In vivo treatment confirms state-specific drug sensitivity

To test these predictions in DMG cells grown in vivo, we used flank xenograft models, which strikingly recapitulated the full repertoire of states observed in patient tumors. This provided an optimal pharmacodynamic system to assess whether selected drugs could effectively and specifically deplete their predicted target states. Single-cell analysis of treated tumors revealed that eight of the nine predicted drugs significantly depleted their corresponding cell states—an almost 90% validation rate for cell state-specific drug sensitivity in vivo. Intriguingly, one drug (larotrectinib) also emerged as a potent inhibitor of the OC-like state in vivo. Taken together, these results provide a mechanism-based rationale for combinatorially targeting all DMG cell states. These experiments also revealed something that is often missed in conventional drug studies: therapies did not simply shrink tumors but reshaped their internal composition. Depleting one cell state enriched others, revealing how selective pressure on distinct cell states may drive drug adaptation and resistance.

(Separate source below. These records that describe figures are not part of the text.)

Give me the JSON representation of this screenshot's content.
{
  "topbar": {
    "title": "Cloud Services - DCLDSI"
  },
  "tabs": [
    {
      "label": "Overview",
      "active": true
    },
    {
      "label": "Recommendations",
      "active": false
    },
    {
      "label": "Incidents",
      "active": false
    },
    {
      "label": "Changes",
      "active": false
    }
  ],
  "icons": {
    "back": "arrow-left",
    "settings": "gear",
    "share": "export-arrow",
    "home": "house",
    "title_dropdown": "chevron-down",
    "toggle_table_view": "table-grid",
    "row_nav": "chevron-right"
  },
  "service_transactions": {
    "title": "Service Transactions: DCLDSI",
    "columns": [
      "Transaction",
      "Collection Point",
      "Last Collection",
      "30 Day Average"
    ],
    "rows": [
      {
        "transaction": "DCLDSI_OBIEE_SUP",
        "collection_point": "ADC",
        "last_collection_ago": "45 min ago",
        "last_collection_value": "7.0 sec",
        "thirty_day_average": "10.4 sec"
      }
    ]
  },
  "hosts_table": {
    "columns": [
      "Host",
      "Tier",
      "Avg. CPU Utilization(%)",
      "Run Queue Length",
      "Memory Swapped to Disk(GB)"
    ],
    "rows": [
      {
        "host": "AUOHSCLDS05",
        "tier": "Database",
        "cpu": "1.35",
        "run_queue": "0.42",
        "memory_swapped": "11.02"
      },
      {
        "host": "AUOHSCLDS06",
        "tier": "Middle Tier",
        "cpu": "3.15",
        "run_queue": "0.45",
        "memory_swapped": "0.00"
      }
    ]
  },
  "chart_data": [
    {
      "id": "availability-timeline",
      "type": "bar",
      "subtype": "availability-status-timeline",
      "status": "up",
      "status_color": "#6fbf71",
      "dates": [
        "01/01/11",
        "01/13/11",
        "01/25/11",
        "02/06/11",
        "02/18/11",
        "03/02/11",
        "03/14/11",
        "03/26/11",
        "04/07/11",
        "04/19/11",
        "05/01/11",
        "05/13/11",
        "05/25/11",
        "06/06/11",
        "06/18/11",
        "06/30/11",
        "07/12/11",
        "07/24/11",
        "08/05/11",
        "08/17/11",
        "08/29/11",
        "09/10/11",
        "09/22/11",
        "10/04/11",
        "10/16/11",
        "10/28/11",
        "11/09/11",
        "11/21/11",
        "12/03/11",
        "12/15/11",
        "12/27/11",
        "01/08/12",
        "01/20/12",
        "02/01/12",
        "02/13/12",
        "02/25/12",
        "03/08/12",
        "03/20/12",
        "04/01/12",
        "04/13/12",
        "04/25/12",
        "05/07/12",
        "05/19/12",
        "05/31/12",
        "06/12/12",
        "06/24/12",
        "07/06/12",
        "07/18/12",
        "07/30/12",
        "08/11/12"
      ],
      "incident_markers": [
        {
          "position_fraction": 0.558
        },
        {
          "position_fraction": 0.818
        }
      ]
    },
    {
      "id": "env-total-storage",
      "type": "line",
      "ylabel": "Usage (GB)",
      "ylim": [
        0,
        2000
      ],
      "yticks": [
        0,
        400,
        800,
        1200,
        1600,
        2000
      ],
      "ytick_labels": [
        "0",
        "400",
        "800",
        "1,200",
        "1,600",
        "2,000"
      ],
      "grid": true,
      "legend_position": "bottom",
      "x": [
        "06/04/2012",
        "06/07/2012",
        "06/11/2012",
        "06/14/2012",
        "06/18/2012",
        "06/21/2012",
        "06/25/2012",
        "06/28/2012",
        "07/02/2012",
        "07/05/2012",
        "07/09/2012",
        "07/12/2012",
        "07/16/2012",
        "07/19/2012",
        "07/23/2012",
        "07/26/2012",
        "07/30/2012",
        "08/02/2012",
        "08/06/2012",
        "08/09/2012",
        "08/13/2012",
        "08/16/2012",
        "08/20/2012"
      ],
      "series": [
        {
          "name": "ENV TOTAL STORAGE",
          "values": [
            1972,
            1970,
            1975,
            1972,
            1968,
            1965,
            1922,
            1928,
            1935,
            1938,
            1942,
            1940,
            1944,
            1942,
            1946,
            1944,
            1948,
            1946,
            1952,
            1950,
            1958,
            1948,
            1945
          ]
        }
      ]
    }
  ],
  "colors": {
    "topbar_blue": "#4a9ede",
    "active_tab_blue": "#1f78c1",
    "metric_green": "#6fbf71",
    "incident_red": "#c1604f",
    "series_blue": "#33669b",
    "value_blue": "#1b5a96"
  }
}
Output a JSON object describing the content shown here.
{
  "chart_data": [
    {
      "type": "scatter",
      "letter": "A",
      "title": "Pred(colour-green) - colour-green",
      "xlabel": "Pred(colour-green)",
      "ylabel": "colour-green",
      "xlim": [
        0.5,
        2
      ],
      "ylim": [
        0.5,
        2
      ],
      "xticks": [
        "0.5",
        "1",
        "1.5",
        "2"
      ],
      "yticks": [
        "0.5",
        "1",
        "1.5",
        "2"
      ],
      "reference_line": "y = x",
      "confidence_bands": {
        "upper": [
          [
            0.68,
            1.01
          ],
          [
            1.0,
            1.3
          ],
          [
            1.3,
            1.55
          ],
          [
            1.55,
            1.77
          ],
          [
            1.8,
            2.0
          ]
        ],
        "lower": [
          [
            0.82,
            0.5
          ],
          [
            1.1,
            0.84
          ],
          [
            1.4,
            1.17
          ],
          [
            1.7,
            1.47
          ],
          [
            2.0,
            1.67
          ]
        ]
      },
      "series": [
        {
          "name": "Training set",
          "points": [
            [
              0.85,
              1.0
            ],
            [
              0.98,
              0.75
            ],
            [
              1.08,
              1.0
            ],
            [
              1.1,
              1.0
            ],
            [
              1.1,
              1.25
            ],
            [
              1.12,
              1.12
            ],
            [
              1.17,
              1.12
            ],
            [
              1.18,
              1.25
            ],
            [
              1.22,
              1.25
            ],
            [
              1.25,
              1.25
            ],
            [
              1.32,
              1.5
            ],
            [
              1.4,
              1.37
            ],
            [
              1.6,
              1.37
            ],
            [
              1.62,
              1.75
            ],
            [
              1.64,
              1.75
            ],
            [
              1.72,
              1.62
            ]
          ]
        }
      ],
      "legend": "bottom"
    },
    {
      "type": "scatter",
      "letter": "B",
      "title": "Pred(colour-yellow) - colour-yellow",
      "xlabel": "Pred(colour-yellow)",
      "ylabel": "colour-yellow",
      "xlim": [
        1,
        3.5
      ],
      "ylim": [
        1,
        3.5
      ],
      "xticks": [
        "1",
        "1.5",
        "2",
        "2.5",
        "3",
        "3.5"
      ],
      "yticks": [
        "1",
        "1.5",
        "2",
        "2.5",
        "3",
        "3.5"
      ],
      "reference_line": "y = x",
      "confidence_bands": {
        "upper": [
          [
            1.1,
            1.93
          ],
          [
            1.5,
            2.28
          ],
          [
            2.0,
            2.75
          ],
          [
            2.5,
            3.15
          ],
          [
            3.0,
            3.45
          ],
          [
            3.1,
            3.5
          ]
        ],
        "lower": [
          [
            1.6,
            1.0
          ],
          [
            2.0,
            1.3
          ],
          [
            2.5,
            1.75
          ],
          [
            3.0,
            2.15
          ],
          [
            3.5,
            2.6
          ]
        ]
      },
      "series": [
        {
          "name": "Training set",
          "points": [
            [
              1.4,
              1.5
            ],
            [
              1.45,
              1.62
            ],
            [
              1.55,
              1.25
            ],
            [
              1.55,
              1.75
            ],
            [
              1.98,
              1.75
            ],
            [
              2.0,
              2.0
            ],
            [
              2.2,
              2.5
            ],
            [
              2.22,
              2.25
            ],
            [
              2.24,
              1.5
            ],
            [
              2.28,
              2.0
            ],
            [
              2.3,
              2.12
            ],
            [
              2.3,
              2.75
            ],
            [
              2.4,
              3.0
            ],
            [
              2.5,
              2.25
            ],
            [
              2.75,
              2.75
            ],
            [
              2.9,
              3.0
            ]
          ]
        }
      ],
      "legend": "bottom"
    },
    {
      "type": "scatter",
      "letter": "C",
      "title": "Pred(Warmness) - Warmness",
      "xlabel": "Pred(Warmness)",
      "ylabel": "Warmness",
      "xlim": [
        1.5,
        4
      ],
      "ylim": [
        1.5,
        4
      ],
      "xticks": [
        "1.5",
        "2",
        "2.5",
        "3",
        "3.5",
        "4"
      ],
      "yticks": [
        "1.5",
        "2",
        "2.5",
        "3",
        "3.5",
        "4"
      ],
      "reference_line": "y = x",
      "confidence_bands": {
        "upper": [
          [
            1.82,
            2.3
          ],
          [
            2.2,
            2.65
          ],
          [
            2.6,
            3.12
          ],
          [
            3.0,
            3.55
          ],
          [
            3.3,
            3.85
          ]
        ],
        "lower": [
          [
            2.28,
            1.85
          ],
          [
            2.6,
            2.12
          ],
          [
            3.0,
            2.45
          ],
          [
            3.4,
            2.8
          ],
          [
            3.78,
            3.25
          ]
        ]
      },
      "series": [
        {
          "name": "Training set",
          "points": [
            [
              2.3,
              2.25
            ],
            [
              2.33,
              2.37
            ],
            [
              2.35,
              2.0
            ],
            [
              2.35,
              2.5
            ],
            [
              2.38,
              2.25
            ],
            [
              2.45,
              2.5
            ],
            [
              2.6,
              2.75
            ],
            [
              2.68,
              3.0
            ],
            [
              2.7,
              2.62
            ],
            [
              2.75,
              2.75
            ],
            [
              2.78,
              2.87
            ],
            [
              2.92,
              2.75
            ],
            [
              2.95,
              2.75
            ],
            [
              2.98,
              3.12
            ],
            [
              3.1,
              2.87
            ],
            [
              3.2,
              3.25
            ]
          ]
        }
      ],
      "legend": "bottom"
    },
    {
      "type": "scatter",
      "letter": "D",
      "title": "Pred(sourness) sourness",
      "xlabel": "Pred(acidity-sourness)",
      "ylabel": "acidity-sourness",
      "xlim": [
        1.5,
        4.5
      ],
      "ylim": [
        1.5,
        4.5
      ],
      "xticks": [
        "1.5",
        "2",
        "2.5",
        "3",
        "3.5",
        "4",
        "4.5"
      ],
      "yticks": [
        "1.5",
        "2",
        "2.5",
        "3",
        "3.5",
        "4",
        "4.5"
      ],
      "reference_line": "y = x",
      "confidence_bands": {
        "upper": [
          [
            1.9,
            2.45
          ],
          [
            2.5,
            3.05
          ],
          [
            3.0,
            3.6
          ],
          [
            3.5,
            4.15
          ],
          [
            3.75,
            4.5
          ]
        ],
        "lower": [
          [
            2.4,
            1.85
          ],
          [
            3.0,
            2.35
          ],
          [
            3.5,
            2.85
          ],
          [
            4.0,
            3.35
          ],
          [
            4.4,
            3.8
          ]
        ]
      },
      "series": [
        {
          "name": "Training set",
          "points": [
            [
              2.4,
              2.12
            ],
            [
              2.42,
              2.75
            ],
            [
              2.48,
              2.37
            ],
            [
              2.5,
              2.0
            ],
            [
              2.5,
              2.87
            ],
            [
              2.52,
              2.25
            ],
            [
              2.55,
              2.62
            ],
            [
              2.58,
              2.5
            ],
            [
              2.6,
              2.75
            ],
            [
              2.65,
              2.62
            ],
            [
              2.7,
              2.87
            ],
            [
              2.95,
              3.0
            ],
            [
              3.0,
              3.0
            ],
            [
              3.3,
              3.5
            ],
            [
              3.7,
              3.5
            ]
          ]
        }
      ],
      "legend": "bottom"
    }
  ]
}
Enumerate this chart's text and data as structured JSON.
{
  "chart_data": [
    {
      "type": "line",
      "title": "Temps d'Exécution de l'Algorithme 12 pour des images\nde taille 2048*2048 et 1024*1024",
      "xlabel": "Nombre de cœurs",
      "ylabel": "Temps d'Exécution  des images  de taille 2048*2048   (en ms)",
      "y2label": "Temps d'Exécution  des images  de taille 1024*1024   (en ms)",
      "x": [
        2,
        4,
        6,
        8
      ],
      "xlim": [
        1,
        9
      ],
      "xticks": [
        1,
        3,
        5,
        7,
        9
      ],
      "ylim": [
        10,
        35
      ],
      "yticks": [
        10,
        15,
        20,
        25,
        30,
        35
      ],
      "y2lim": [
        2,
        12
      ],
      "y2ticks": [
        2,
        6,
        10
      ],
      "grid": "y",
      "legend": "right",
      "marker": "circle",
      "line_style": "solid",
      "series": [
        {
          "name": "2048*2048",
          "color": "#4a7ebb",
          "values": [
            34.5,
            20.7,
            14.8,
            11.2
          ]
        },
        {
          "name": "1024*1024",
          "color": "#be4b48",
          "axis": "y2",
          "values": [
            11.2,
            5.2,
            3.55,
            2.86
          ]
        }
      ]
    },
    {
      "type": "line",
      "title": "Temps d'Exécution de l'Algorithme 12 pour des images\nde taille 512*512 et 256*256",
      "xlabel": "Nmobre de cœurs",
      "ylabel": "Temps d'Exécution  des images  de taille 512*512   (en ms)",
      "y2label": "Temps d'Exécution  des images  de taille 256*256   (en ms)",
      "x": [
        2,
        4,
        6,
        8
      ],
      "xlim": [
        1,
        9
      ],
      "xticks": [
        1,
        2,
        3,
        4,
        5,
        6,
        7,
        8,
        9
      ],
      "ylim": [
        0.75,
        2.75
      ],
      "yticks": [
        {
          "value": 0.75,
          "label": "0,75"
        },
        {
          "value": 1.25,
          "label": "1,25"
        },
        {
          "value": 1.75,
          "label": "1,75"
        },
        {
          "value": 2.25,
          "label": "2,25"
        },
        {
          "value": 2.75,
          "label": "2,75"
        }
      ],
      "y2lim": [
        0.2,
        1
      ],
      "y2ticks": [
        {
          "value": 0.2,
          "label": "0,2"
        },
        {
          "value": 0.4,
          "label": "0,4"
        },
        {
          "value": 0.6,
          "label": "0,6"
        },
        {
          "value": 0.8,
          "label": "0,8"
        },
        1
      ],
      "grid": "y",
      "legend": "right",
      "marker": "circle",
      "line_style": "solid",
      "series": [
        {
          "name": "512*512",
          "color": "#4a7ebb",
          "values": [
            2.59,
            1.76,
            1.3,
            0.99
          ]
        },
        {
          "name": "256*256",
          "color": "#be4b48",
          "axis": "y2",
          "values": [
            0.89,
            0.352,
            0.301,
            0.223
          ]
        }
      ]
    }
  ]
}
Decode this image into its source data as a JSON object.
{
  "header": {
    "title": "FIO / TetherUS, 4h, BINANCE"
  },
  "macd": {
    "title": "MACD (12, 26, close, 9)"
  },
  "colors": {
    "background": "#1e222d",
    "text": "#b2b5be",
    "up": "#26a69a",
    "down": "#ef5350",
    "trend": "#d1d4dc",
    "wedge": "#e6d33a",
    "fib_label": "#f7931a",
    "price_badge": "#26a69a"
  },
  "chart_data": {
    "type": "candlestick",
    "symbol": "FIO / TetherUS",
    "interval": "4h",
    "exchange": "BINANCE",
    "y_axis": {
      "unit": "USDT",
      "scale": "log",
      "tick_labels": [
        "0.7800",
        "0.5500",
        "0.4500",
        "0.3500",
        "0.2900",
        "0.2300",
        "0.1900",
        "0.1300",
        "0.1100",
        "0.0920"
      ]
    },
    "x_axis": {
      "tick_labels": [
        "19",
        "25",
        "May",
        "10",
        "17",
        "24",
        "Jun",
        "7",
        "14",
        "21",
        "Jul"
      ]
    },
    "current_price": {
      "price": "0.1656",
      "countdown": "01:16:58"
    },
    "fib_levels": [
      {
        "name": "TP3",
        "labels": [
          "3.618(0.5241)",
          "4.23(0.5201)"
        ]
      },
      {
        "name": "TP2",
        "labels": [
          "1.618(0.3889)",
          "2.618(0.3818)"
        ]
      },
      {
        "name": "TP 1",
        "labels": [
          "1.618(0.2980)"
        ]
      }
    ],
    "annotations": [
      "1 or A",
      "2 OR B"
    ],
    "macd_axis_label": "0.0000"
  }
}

Combination therapies targeting complementary tumor cell states

The ultimate test was whether targeting complementary cell states could improve outcomes in tumors growing in their native brainstem environment. Consistent with OPC-like states representing the dominant cell population in DMG tumors, treatment of an orthotopic model with OPC-targeting monotherapy significantly reduced tumor growth and extended survival. However, the most compelling results arose from combining drugs shown to target complementary cell states. Pairing OPC-targeting and AC-targeting drugs resulted in multiple combinations that significantly outperformed their associated monotherapies in vivo. Among the most striking, avapritinib and ruxolitinib extended median survival to 83 days compared to 53.5 days for avapritinib alone and 25 days for vehicle-treated animals. Avapritinib combined with larotrectinib—also found to deplete OC-like cells—was similarly effective. Together with the improved outcomes observed for combination therapies, this suggests that a three-drug combination targeting OPC-, AC-, and OC-like states may further improve outcomes.

Critically, several drugs showing in vivo synergy, such as ruxolitinib, had little or no effect as single agents, because they targeted minority cell states. This suggests that traditional drug screens may miss critical components of potentially effective combination therapies. Finally, BLISS analyses performed in homogeneous cell cultures comprising almost pure individual cell states showed no synergistic effects, confirming that the synergy observed in vivo was not due to targeting synthetic lethal targets in a single cell state.

Looking forward

This work highlights a new concept of quantized cancer biology, in which tumors are comprised of distinct cell states and associated MR proteins that are remarkably conserved across an entire cohort, thus providing a path toward more universal, rather than overly personalized, therapy approaches. These results show that designing mechanism-based drug combinations—to inactivate the MR proteins controlling complementary tumor cell states at the single cell level, as determined by the differential expression of their MR-targets—represents a more systematic, rational, and effective strategy than empirical drug combination approaches.

Using DMG as a proof of concept, this strategy yielded combinations that almost universally outperformed their associated monotherapies and identified actionable therapies for clinical translation. More broadly, this work establishes a tumor- and mutation-agnostic framework for rational combination therapy design in heterogeneous cancers.